I love what Jack Kornfield says, for it resonates so much with my own experience.  I appreciate we are all different however and all have our own experiences, so sharing is as good as it gets.  It really is all about the practice.

Many people have asked me lately if I am still practicing while pregnant, which I find an interesting question, for the fact I am pregnant should not really change anything, in so much of life is a practice, pregnancy is a practice, and yes, I still also get on my mat to practice.  In fact pregnancy has provided a wonderful opportunity to learn so much more about the conditioning and patterns of one's life, of the need to let go to re-create and allow new energy into life, of patience, oh yes, lots of patience, and of course of one's attitude, armour and "reaction" to change.  It is marvellous and I am grateful for each moment of this rather incredible journey and opportunity to work on myself and try and be a better person.

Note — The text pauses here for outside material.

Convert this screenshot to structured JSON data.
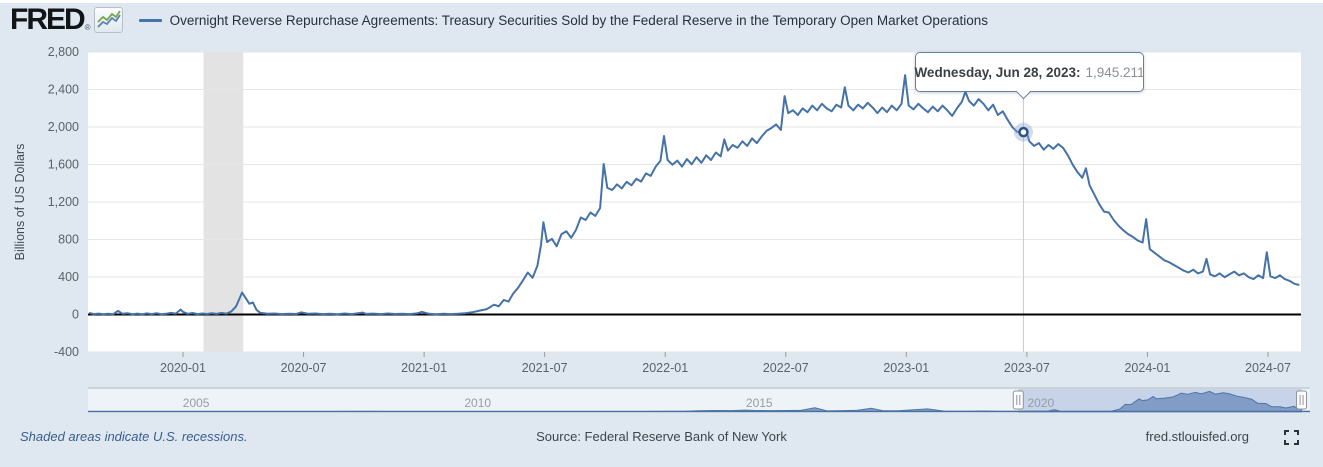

I only have a few weeks to go now, this is my last week of teaching for I am noticing that my energy levels are more challenged than normal and I am drawn more to retreating.  Which is perhaps not surprising as Mercury is retrograde and we should all be retreating a little, spiritually at least, so we can allow the effects of the last few months sink in.  This is certainly not a time for beginning new projects, instead we should take a back seat for a while, at least until 10th November when Mercury is no longer retrograde.

There are big storms on the way, yet another opportunity to stay centred as the storm blows off all that excess energy around us.  No doubt it will create all sorts of confusion - as Mercury retrograde does - but perhaps we will feel much clearer when it has all passed.  I, for one, am looking forward to pinecome hunting thereafter, should be quite a few fallen over the next few days, nothing quite like foraging for the winter fire, nature's gift from a stormy day.

It will be interesting to see what happens when the wind gets up the cat's tail.  We have taken in a Bengal cat who is struggling to adjust to his new home and our existing cat (who is not the slightest bit perturbed by all the hissing and growling).  But more on that another time.

With much gratitude...and happy practicing.